Dispatch-Argus
By Jonathan Turner
Entertainment Editor
Harriet Beecher Stowe may be well-known as a progressive New Englander, but it's the 19th-century author and social activist's formative years in Cincinnati, Ohio, that will be explored in a new documentary from Moline-based Fourth Wall Films.
Through their fiscal sponsor, Friends of the Harriet Beecher Stowe House, Kelly and Tammy Rundle of Fourth Wall have received a grant for $19,099 from the Ohio Humanities, a state affiliate of The National Endowment for the Humanities, for their new documentary “Harriet Beecher Stowe: Her Transformative Ohio Years.”
Beecher Stowe (1811-1896) was an author best known for her popular anti-slavery novel, “Uncle Tom’s Cabin,” who was born and died in Connecticut, but lived in Cincinnati between 1832 and 1850.
“We are eager to begin production in Ohio and on the East Coast, interviewing authors, historians and scholars about Harriet and her young, influential years in Cincinnati,” producer Tammy Rundle said in the release. Her husband, Kelly Rundle, will direct the documentary.
“Harriet Beecher Stowe: Her Transformative Ohio Years” is slated for release in late 2019.
Jessica Taylor as Harriet Beecher in the docudrama "Sons & Daughters of Thunder".
This new documentary — their 12th — will complement Fourth Wall's soon-to-be released docudrama “Sons & Daughters of Thunder,” which tells the true story of the Lane Seminary rebels and the first public debates of the abolition of slavery to take place in the United States.

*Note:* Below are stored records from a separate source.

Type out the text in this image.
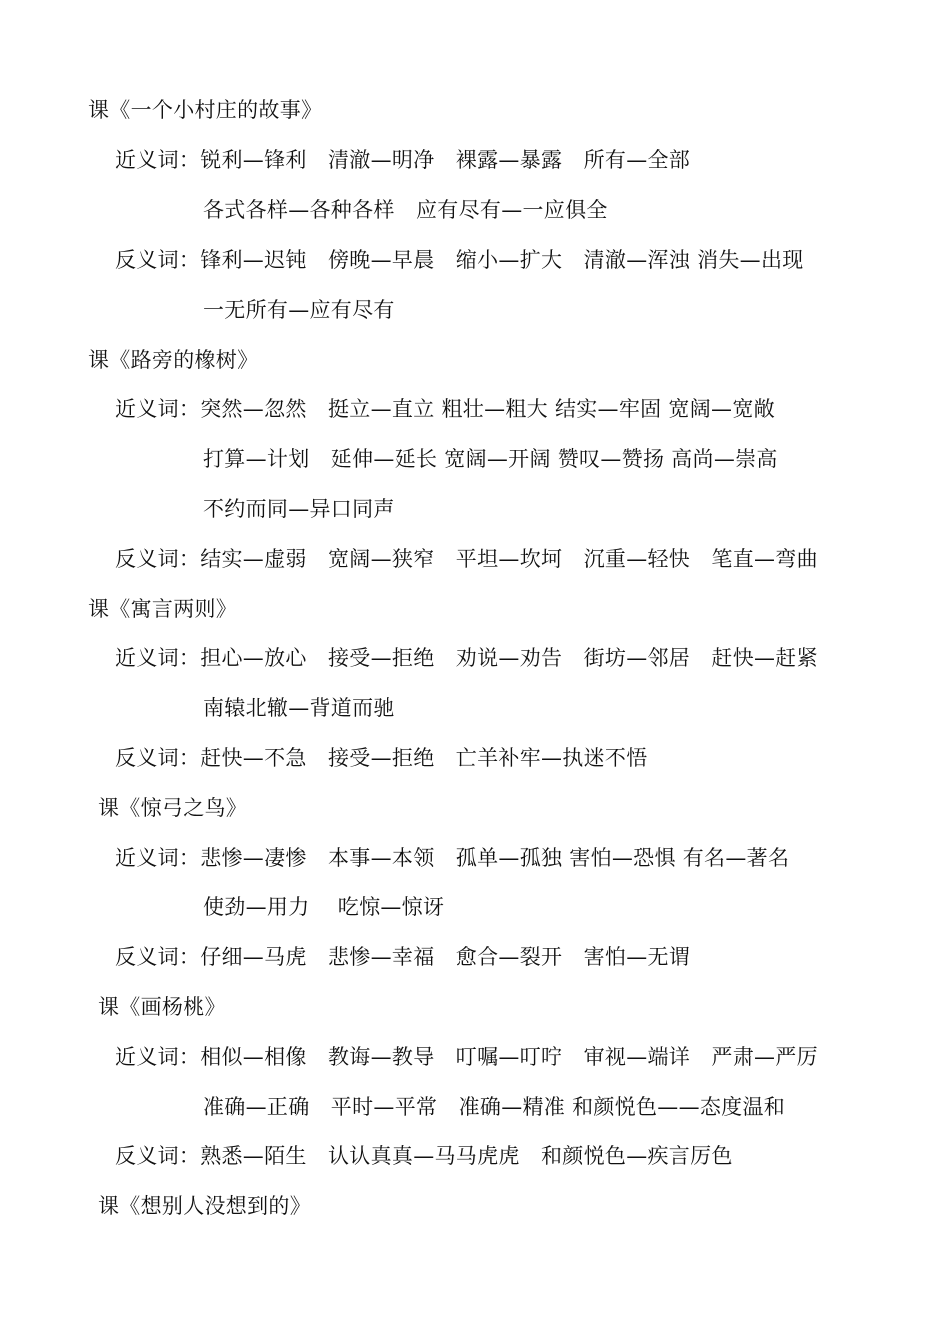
课《一个小村庄的故事》
近义词：锐利—锋利　清澈—明净　裸露—暴露　所有—全部
各式各样—各种各样　应有尽有—一应俱全
反义词：锋利—迟钝　傍晚—早晨　缩小—扩大　清澈—浑浊 消失—出现
一无所有—应有尽有
课《路旁的橡树》
近义词：突然—忽然　挺立—直立 粗壮—粗大 结实—牢固 宽阔—宽敞
打算—计划　延伸—延长 宽阔—开阔 赞叹—赞扬 高尚—崇高
不约而同—异口同声
反义词：结实—虚弱　宽阔—狭窄　平坦—坎坷　沉重—轻快　笔直—弯曲
课《寓言两则》
近义词：担心—放心　接受—拒绝　劝说—劝告　街坊—邻居　赶快—赶紧
南辕北辙—背道而驰
反义词：赶快—不急　接受—拒绝　亡羊补牢—执迷不悟
课《惊弓之鸟》
近义词：悲惨—凄惨　本事—本领　孤单—孤独 害怕—恐惧 有名—著名
使劲—用力　 吃惊—惊讶
反义词：仔细—马虎　悲惨—幸福　愈合—裂开　害怕—无谓
课《画杨桃》
近义词：相似—相像　教诲—教导　叮嘱—叮咛　审视—端详　严肃—严厉
准确—正确　平时—平常　准确—精准 和颜悦色——态度温和
反义词：熟悉—陌生　认认真真—马马虎虎　和颜悦色—疾言厉色
课《想别人没想到的》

Young Harriet Beecher Stowe's father was the president of the seminary. The debates awakened her to the horrific realities of slavery, turned her into an abolitionist, and set her on to writing "Uncle Tom's Cabin." A Cincinnati world premiere of “Sons & Daughters of Thunder” is planned for the 185th anniversary of the Lane debates, in February 2019.
A special Quad-Cities screening is tentatively planned for early 2019 on the Putnam Giant Screen in Davenport.
Friends of the Harriet Beecher Stowe House is a nonprofit founded in 2006, committed to assuring that the place and importance of the Lane Theological Seminary and the Beecher and Stowe families is perpetuated and shared, according to the release.
"Sons & Daughters of Thunder" playwright Earlene Hawley and husband Kent (co-producer) were extras during a shoot for "Thunder".
Based on a play by Earlene Hawley and Curtis Heeter, “Sons & Daughters of Thunder” tells the true story of the beginning of the end of slavery in America. In 1834, “if polite discussions about abolishing slavery were considered inappropriate among Americans in Northern states, then 18 days of public student-sponsored debates on the divisive subject at Lane Seminary in Cincinnati, Ohio (a border community) were scandalous,” Fourth Wall's release said.
“Uncle Tom's Cabin" was described by President Abraham Lincoln as the book that started the Civil War, and the novel “changed the course of American history by turning public sentiment in favor of abolition,” the release said.
The film was shot at historic sites including the historic Harriet Beecher Stowe House in Cincinnati; Augustana College's House on the Hill and Karpeles Manuscript Museum in Rock Island, the Jenny Lind Chapel in Andover, and Dillon Home Museum in Sterling. The majority of the actors and crew are from the Q-C area.